Chairman of Pallium India, Dr M R Rajagopal, writes:
It is great to be recognized. It feels good when someone acknowledges the value of your work. But is that enough?
The status of a nurse in India is by no means anywhere near what it is in the West. I suppose the same would hold true for many low- or middle-income countries.
The work is hard, the pay is low and yet the nurses go on. When there are discussions about corruption in government hospitals, one unanimous voice that usually pipes up is that nurses stand out as the most ethical and least corrupt force. When there are discussions about insensitivity of the medical system, someone usually points out how the nurses are different, how they are quick to wipe a tear or hold a hand. (Of course there would be exceptions; is there anything in the world for which there are no exceptions?)
And one memory that I hold dear to me is that of a nurse sitting by a lonely dying patient, holding his hand. I passed by an hour later. She was still there, holding that hand and ensuring that he did not die alone.
Yet, we as a society are not kind to nurses.

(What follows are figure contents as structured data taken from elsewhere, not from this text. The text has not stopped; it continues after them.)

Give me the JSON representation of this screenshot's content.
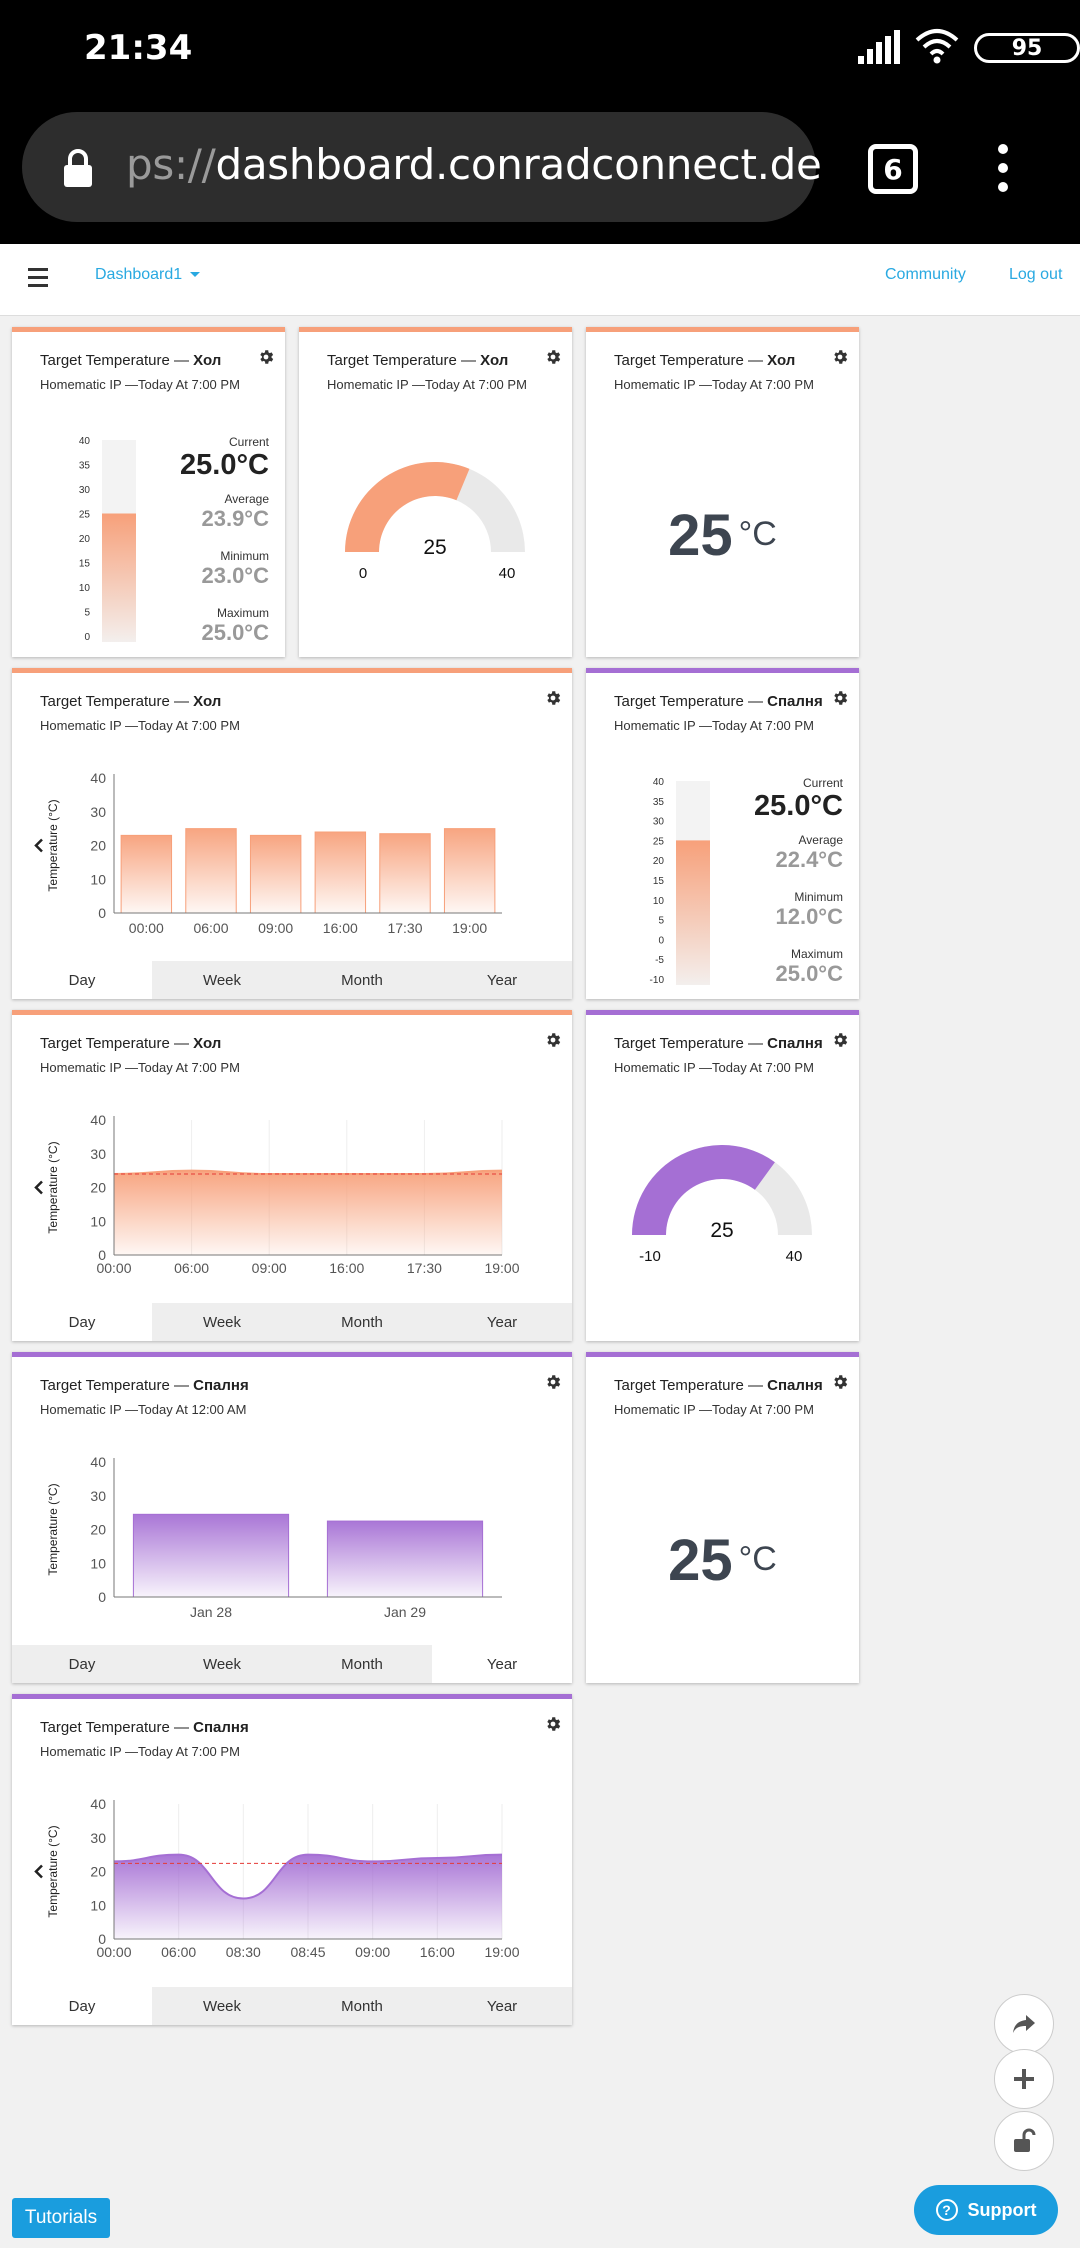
{
  "status_bar": {
    "time": "21:34",
    "battery": "95"
  },
  "browser": {
    "url_prefix": "ps://",
    "url_domain": "dashboard.conradconnect.de",
    "tab_count": "6"
  },
  "nav": {
    "dashboard": "Dashboard1",
    "community": "Community",
    "logout": "Log out"
  },
  "common": {
    "tabs": [
      "Day",
      "Week",
      "Month",
      "Year"
    ],
    "y_label": "Temperature (°C)"
  },
  "colors": {
    "orange": "#f7a07a",
    "purple": "#a56fd4",
    "accent": "#29a9e1"
  },
  "cards": {
    "c1": {
      "title_prefix": "Target Temperature — ",
      "title_room": "Хол",
      "subtitle": "Homematic IP —Today At 7:00 PM",
      "scale": [
        "40",
        "35",
        "30",
        "25",
        "20",
        "15",
        "10",
        "5",
        "0"
      ],
      "fill": 0.625,
      "stats": {
        "current_label": "Current",
        "current": "25.0°C",
        "average_label": "Average",
        "average": "23.9°C",
        "minimum_label": "Minimum",
        "minimum": "23.0°C",
        "maximum_label": "Maximum",
        "maximum": "25.0°C"
      }
    },
    "c2": {
      "title_prefix": "Target Temperature — ",
      "title_room": "Хол",
      "subtitle": "Homematic IP —Today At 7:00 PM",
      "gauge": {
        "value": "25",
        "min": "0",
        "max": "40",
        "fraction": 0.625
      }
    },
    "c3": {
      "title_prefix": "Target Temperature — ",
      "title_room": "Хол",
      "subtitle": "Homematic IP —Today At 7:00 PM",
      "value": "25",
      "unit": "°C"
    },
    "c4": {
      "title_prefix": "Target Temperature — ",
      "title_room": "Хол",
      "subtitle": "Homematic IP —Today At 7:00 PM",
      "active_tab": "Day"
    },
    "c5": {
      "title_prefix": "Target Temperature — ",
      "title_room": "Спалня",
      "subtitle": "Homematic IP —Today At 7:00 PM",
      "scale": [
        "40",
        "35",
        "30",
        "25",
        "20",
        "15",
        "10",
        "5",
        "0",
        "-5",
        "-10"
      ],
      "fill": 0.7,
      "stats": {
        "current_label": "Current",
        "current": "25.0°C",
        "average_label": "Average",
        "average": "22.4°C",
        "minimum_label": "Minimum",
        "minimum": "12.0°C",
        "maximum_label": "Maximum",
        "maximum": "25.0°C"
      }
    },
    "c6": {
      "title_prefix": "Target Temperature — ",
      "title_room": "Хол",
      "subtitle": "Homematic IP —Today At 7:00 PM",
      "active_tab": "Day"
    },
    "c7": {
      "title_prefix": "Target Temperature — ",
      "title_room": "Спалня",
      "subtitle": "Homematic IP —Today At 7:00 PM",
      "gauge": {
        "value": "25",
        "min": "-10",
        "max": "40",
        "fraction": 0.7
      }
    },
    "c8": {
      "title_prefix": "Target Temperature — ",
      "title_room": "Спалня",
      "subtitle": "Homematic IP —Today At 12:00 AM",
      "active_tab": "Year"
    },
    "c9": {
      "title_prefix": "Target Temperature — ",
      "title_room": "Спалня",
      "subtitle": "Homematic IP —Today At 7:00 PM",
      "value": "25",
      "unit": "°C"
    },
    "c10": {
      "title_prefix": "Target Temperature — ",
      "title_room": "Спалня",
      "subtitle": "Homematic IP —Today At 7:00 PM",
      "active_tab": "Day"
    }
  },
  "chart_data": [
    {
      "type": "bar",
      "title": "",
      "ylabel": "Temperature (°C)",
      "ylim": [
        0,
        40
      ],
      "yticks": [
        0,
        10,
        20,
        30,
        40
      ],
      "categories": [
        "00:00",
        "06:00",
        "09:00",
        "16:00",
        "17:30",
        "19:00"
      ],
      "values": [
        23,
        25,
        23,
        24,
        23.5,
        25
      ],
      "color": "#f7a07a"
    },
    {
      "type": "area",
      "title": "",
      "ylabel": "Temperature (°C)",
      "ylim": [
        0,
        40
      ],
      "yticks": [
        0,
        10,
        20,
        30,
        40
      ],
      "x": [
        "00:00",
        "06:00",
        "09:00",
        "16:00",
        "17:30",
        "19:00"
      ],
      "values": [
        24,
        25,
        24,
        24,
        24,
        25
      ],
      "average": 24,
      "color": "#f7a07a"
    },
    {
      "type": "bar",
      "title": "",
      "ylabel": "Temperature (°C)",
      "ylim": [
        0,
        40
      ],
      "yticks": [
        0,
        10,
        20,
        30,
        40
      ],
      "categories": [
        "Jan 28",
        "Jan 29"
      ],
      "values": [
        24.5,
        22.5
      ],
      "color": "#a56fd4"
    },
    {
      "type": "area",
      "title": "",
      "ylabel": "Temperature (°C)",
      "ylim": [
        0,
        40
      ],
      "yticks": [
        0,
        10,
        20,
        30,
        40
      ],
      "x": [
        "00:00",
        "06:00",
        "08:30",
        "08:45",
        "09:00",
        "16:00",
        "19:00"
      ],
      "values": [
        23,
        25,
        12,
        25,
        23,
        24,
        25
      ],
      "average": 22.4,
      "color": "#a56fd4"
    }
  ],
  "footer": {
    "tutorials": "Tutorials",
    "support": "Support"
  }
}
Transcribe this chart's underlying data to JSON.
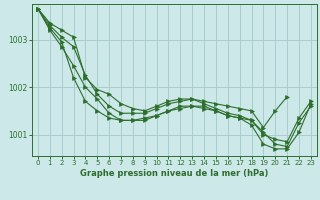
{
  "background_color": "#cce8e8",
  "grid_color": "#aacccc",
  "line_color": "#2d6e2d",
  "marker_color": "#2d6e2d",
  "xlabel": "Graphe pression niveau de la mer (hPa)",
  "xlim": [
    -0.5,
    23.5
  ],
  "ylim": [
    1000.55,
    1003.75
  ],
  "yticks": [
    1001,
    1002,
    1003
  ],
  "xticks": [
    0,
    1,
    2,
    3,
    4,
    5,
    6,
    7,
    8,
    9,
    10,
    11,
    12,
    13,
    14,
    15,
    16,
    17,
    18,
    19,
    20,
    21,
    22,
    23
  ],
  "series": [
    [
      1003.65,
      1003.35,
      1003.2,
      1003.05,
      1002.2,
      1001.95,
      1001.85,
      1001.65,
      1001.55,
      1001.5,
      1001.6,
      1001.7,
      1001.75,
      1001.75,
      1001.7,
      1001.65,
      1001.6,
      1001.55,
      1001.5,
      1001.15,
      1001.5,
      1001.8,
      null,
      null
    ],
    [
      1003.65,
      1003.3,
      1003.05,
      1002.85,
      1002.25,
      1001.85,
      1001.6,
      1001.45,
      1001.45,
      1001.45,
      1001.55,
      1001.65,
      1001.7,
      1001.75,
      1001.65,
      1001.55,
      1001.45,
      1001.4,
      1001.3,
      1001.0,
      1000.9,
      1000.85,
      1001.35,
      1001.7
    ],
    [
      1003.65,
      1003.25,
      1002.95,
      1002.2,
      1001.7,
      1001.5,
      1001.35,
      1001.3,
      1001.3,
      1001.3,
      1001.4,
      1001.5,
      1001.55,
      1001.6,
      1001.6,
      1001.5,
      1001.4,
      1001.35,
      1001.2,
      1000.8,
      1000.7,
      1000.7,
      1001.05,
      1001.65
    ],
    [
      1003.65,
      1003.2,
      1002.85,
      1002.45,
      1002.0,
      1001.75,
      1001.45,
      1001.3,
      1001.3,
      1001.35,
      1001.4,
      1001.5,
      1001.6,
      1001.6,
      1001.55,
      1001.5,
      1001.4,
      1001.35,
      1001.3,
      1001.05,
      1000.8,
      1000.75,
      1001.25,
      1001.6
    ]
  ]
}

When one is angry at the disease, fate or God, the anger erupts at whoever is easily accessible and vulnerable. The nurse. The vast majority of them are women and that makes them particularly vulnerable. When they go home, many would hear only complaints about how they are not available at home to look after the children, the elderly at home or the male chauvinist sipping a cup of tea and reading the newspaper.
Has anyone studied the incidence of depression among Indian nurses?
Or the incidence of attempted suicides?
Do we not have a responsibility to provide them with a support system? Opportunities for empowering themselves? Helplines?
Apologies, all nurses, on behalf of all of us non-nurses who have not been fair to you. We will try to do better. But in the meantime, please know that many of us value you, perhaps much more than you think.
Thank you for being there with compassion in your eyes. And happy nurses’ day.